My presentation was about leading from the bottom of the heap or, more specifically, redefining leadership in a broader manner – having an influence and growing others around you. To me this means that anyone can be a leader, no matter what the organisational structure or where you sit in the organisational heap.

I drew from Drew Dudley  who talks about every day leadership and not being quite so frightened of the title ‘leader.’ I also referred to the way in which leadership has changed now that people are so networked and we live in such complex times. Now anyone can create a little push in the system which could create a ripple of change. For this I drew from Seth Godin’s ideas around tribes and the learning I have been doing recently about complexity theory.

I also drew from my own experiences and highlighted how people in formal leadership positions allowed me to learn, grow and begin to have a bit of an influence. My presentation finished with a question to the audience – how do those of you with proper leadership titles allow others to grow and, in turn, grow and influence others?
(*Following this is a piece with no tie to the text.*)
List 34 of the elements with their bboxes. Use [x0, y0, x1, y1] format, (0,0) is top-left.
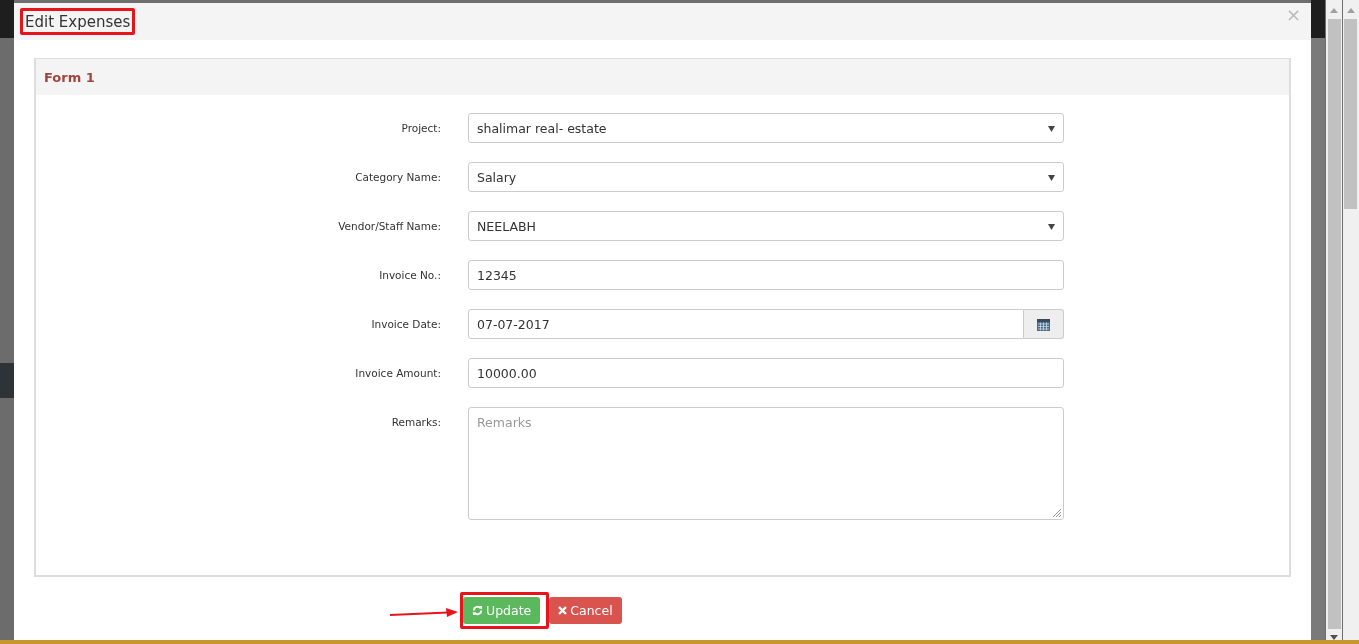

I have been lucky to have been lead by some great people who have done just this for me (Jeff Johnstone, Sarah Martin, Viv Foster… etc. etc. – I’ve been lucky that people outside of the schools I’ve worked at have helped me out too) but I shouldn’t be the only one who is this lucky…

Exploring the “modern”

There is SO much talk at the moment around what modern learning, teaching, spaces and mindsets might be, that I have organised two events this term to help us unpack such big ideas.
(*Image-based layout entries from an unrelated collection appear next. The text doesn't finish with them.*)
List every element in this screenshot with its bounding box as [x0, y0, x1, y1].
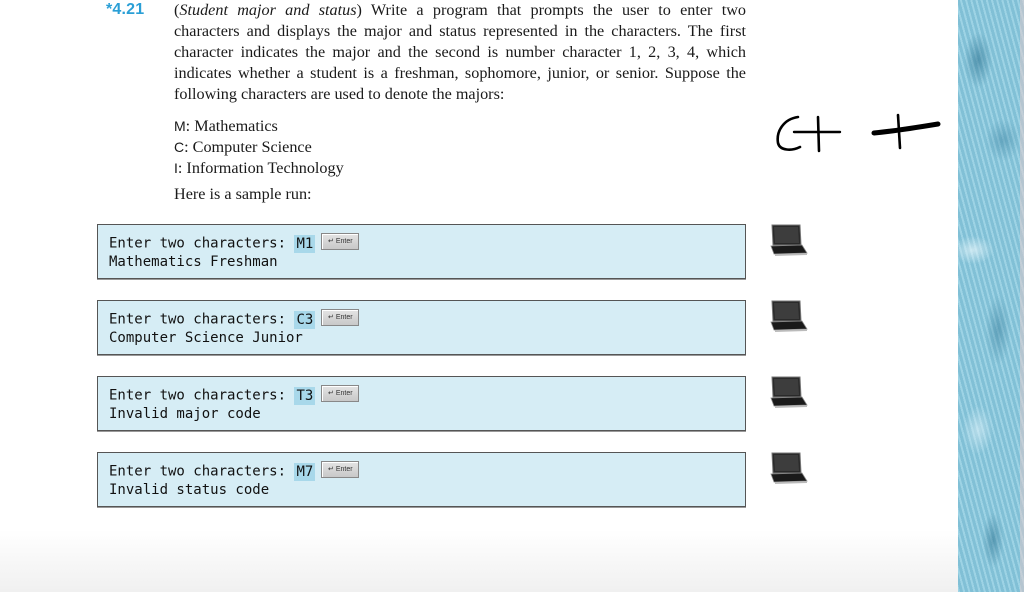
- major-item: M: Mathematics: [174, 116, 344, 137]
- output-line: Invalid status code: [109, 482, 270, 498]
- major-item: C: Computer Science: [174, 137, 344, 158]
- user-input: T3: [294, 386, 316, 405]
- enter-key-icon: ↵ Enter: [321, 309, 360, 326]
- user-input: C3: [294, 310, 316, 329]
- laptop-icon: [770, 224, 808, 256]
- prompt-text: Enter two characters:: [109, 463, 295, 480]
- majors-list: M: Mathematics C: Computer Science I: In…: [174, 116, 344, 179]
- page-edge: [1020, 0, 1024, 592]
- laptop-icon: [770, 376, 808, 408]
- prompt-line: Enter two characters: M7 ↵ Enter: [109, 461, 360, 481]
- exercise-description: (Student major and status) Write a progr…: [174, 1, 747, 103]
- laptop-icon: [770, 452, 808, 484]
- sample-run-intro: Here is a sample run:: [174, 185, 312, 203]
- decorative-texture-strip: [958, 0, 1024, 592]
- prompt-text: Enter two characters:: [109, 235, 295, 252]
- prompt-line: Enter two characters: M1 ↵ Enter: [109, 233, 360, 253]
- major-item: I: Information Technology: [174, 158, 344, 179]
- enter-key-icon: ↵ Enter: [321, 461, 360, 478]
- major-name: : Computer Science: [184, 138, 312, 156]
- prompt-text: Enter two characters:: [109, 387, 295, 404]
- major-code: C: [174, 139, 185, 155]
- major-code: M: [174, 118, 186, 134]
- major-name: : Mathematics: [185, 117, 278, 135]
- prompt-line: Enter two characters: C3 ↵ Enter: [109, 309, 360, 329]
- user-input: M7: [294, 462, 316, 481]
- enter-key-icon: ↵ Enter: [321, 233, 360, 250]
- output-line: Invalid major code: [109, 406, 261, 422]
- output-line: Mathematics Freshman: [109, 254, 278, 270]
- output-line: Computer Science Junior: [109, 330, 303, 346]
- laptop-icon: [770, 300, 808, 332]
- sample-run-box: Enter two characters: M7 ↵ Enter Invalid …: [97, 452, 746, 507]
- prompt-line: Enter two characters: T3 ↵ Enter: [109, 385, 360, 405]
- user-input: M1: [294, 234, 316, 253]
- sample-run-box: Enter two characters: M1 ↵ Enter Mathemat…: [97, 224, 746, 279]
- textbook-page: *4.21 (Student major and status) Write a…: [0, 0, 958, 592]
- major-name: : Information Technology: [177, 159, 344, 177]
- exercise-title: Student major and status: [179, 1, 357, 19]
- enter-key-icon: ↵ Enter: [321, 385, 360, 402]
- exercise-number: *4.21: [106, 1, 145, 18]
- handwritten-annotation: C++: [776, 113, 941, 153]
- sample-run-box: Enter two characters: C3 ↵ Enter Computer…: [97, 300, 746, 355]
- sample-run-box: Enter two characters: T3 ↵ Enter Invalid …: [97, 376, 746, 431]
- prompt-text: Enter two characters:: [109, 311, 295, 328]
Firstly, on the 17th of August, there will be a get together at Campbell’s Bay School. This event is set up to be a fairly casual discussion for people who have either just moved into a new environment or are about to. The goal of the get together is to discuss the pressing and practical issues we face when in a very different space to what we are used to- What do we actually DO in these new spaces? How do we make the most of them?

More information is here.

The other event is EduCafe, which is on Thursday 27th August. Last term, the participants who attended EduCafe voted on the following topic:

What does the ‘M’ in MLE/MLP/MLM (Modern learning environment, practice, mindset) actually mean?
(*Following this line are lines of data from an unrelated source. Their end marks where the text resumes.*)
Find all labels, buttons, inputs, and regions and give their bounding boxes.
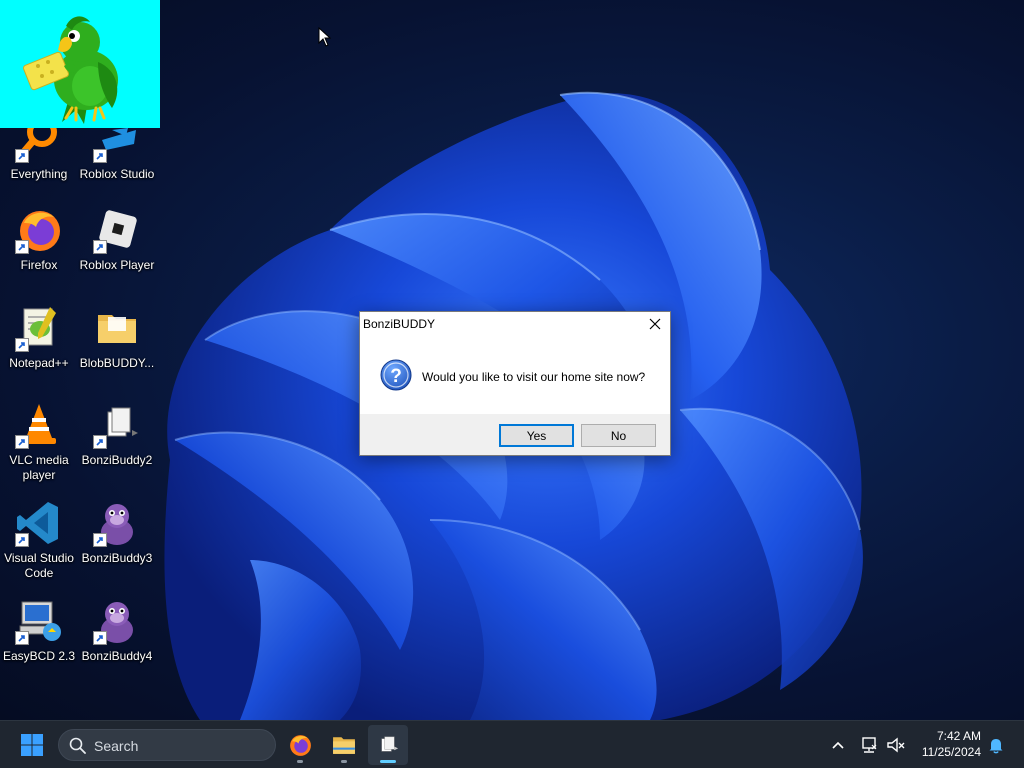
desktop-icon-label: EasyBCD 2.3 [2, 649, 76, 663]
shortcut-arrow-icon [15, 435, 29, 449]
desktop-icon-bonzibuddy4[interactable]: BonziBuddy4 [78, 594, 156, 684]
desktop-icon-vlc[interactable]: VLC media player [0, 398, 78, 488]
shortcut-arrow-icon [93, 533, 107, 547]
desktop-icon-bonzibuddy2[interactable]: BonziBuddy2 [78, 398, 156, 488]
search-icon [69, 737, 86, 754]
roblox-player-icon [92, 205, 142, 255]
close-icon [649, 318, 661, 330]
search-label: Search [94, 738, 139, 754]
desktop-icon-label: Visual Studio Code [4, 551, 74, 580]
taskbar: Search [0, 720, 1024, 768]
running-indicator [297, 760, 303, 763]
vscode-icon [14, 498, 64, 548]
no-button[interactable]: No [581, 424, 656, 447]
network-icon [862, 737, 877, 753]
taskbar-file-explorer[interactable] [324, 725, 364, 765]
desktop-icon-firefox[interactable]: Firefox [0, 203, 78, 293]
svg-text:?: ? [390, 366, 402, 387]
desktop-icon-label: Firefox [20, 258, 58, 272]
notepad-plus-plus-icon [14, 303, 64, 353]
dialog-titlebar[interactable]: BonziBUDDY [360, 312, 670, 336]
shortcut-arrow-icon [15, 533, 29, 547]
shortcut-arrow-icon [15, 338, 29, 352]
show-hidden-icons-button[interactable] [826, 733, 850, 757]
shortcut-arrow-icon [93, 631, 107, 645]
active-indicator [380, 760, 396, 763]
dialog-message: Would you like to visit our home site no… [422, 370, 646, 384]
shortcut-arrow-icon [93, 435, 107, 449]
taskbar-firefox[interactable] [280, 725, 320, 765]
desktop-icon-vscode[interactable]: Visual Studio Code [0, 496, 78, 586]
question-icon: ? [380, 359, 412, 391]
start-button[interactable] [12, 725, 52, 765]
chevron-up-icon [832, 741, 844, 749]
volume-button[interactable] [884, 733, 908, 757]
bonzi-character-window[interactable] [0, 0, 160, 128]
shortcut-arrow-icon [93, 149, 107, 163]
parrot-character [22, 16, 118, 124]
desktop-icon-label: BlobBUDDY... [79, 356, 155, 370]
network-button[interactable] [857, 733, 881, 757]
vlc-icon [14, 400, 64, 450]
mouse-pointer-icon [318, 27, 332, 47]
windows-start-icon [21, 734, 43, 756]
desktop-icon-bonzibuddy3[interactable]: BonziBuddy3 [78, 496, 156, 586]
volume-muted-icon [887, 737, 905, 753]
firefox-icon [290, 735, 311, 756]
desktop[interactable]: Everything Roblox Studio Firefox Roblox … [0, 0, 1024, 720]
clock-time[interactable]: 7:42 AM [919, 729, 981, 743]
taskbar-search[interactable]: Search [58, 729, 276, 761]
taskbar-bonzibuddy[interactable] [368, 725, 408, 765]
firefox-icon [14, 205, 64, 255]
desktop-icon-label: BonziBuddy3 [81, 551, 153, 565]
bonzibuddy-file-icon [92, 400, 142, 450]
message-dialog[interactable]: BonziBUDDY ? Would you like to visit our… [359, 311, 671, 456]
desktop-icon-label: BonziBuddy4 [81, 649, 153, 663]
close-button[interactable] [640, 312, 670, 336]
desktop-icon-label: Notepad++ [9, 356, 69, 370]
bonzibuddy-gorilla-icon [92, 596, 142, 646]
notifications-button[interactable] [984, 733, 1008, 757]
desktop-icon-label: Roblox Player [79, 258, 155, 272]
desktop-icon-blobbuddy-folder[interactable]: BlobBUDDY... [78, 301, 156, 391]
bell-icon [989, 739, 1003, 754]
desktop-icon-label: VLC media player [9, 453, 69, 482]
desktop-icon-roblox-player[interactable]: Roblox Player [78, 203, 156, 293]
desktop-icon-label: Roblox Studio [79, 167, 155, 181]
easybcd-icon [14, 596, 64, 646]
bonzibuddy-gorilla-icon [92, 498, 142, 548]
dialog-body: ? Would you like to visit our home site … [360, 336, 670, 414]
desktop-icon-easybcd[interactable]: EasyBCD 2.3 [0, 594, 78, 684]
shortcut-arrow-icon [15, 240, 29, 254]
desktop-icon-label: Everything [10, 167, 68, 181]
folder-icon [333, 737, 355, 754]
folder-icon [92, 303, 142, 353]
dialog-footer: Yes No [360, 414, 670, 455]
shortcut-arrow-icon [15, 149, 29, 163]
running-indicator [341, 760, 347, 763]
clock-date[interactable]: 11/25/2024 [915, 745, 981, 759]
desktop-icon-notepad-plus-plus[interactable]: Notepad++ [0, 301, 78, 391]
desktop-icon-label: BonziBuddy2 [81, 453, 153, 467]
shortcut-arrow-icon [93, 240, 107, 254]
yes-button[interactable]: Yes [499, 424, 574, 447]
shortcut-arrow-icon [15, 631, 29, 645]
bonzibuddy-file-icon [381, 736, 399, 752]
dialog-title: BonziBUDDY [363, 317, 436, 331]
This will be a discussion for anyone who wishes to unpack these ideas to attend, not just those who find themselves in fancy new spaces. I anticipate the conversation at this event being fairly different to the first event – more philosophical, more broad and perhaps less about the nitty gritty of day to day teaching and learning.

It would be great if we could get a more diverse range of participants along to this event. Feel free to come if you are in a different industry, if you ar a parent, a student (perhaps over the age of about 10), a board of trustees member etc. etc…. Anyone is welcome as long as you are willing to discuss  your perspective on the topic. The more diversity the better so please pass this on to those who may be interested.

More information and tickets here.

AND, since we are talking about the modern and the future, how about having a listen to this audio from National Radio, where Salim Ismail discusses the future. What does this mean for education? Thank you to my Mum for sharing this with me.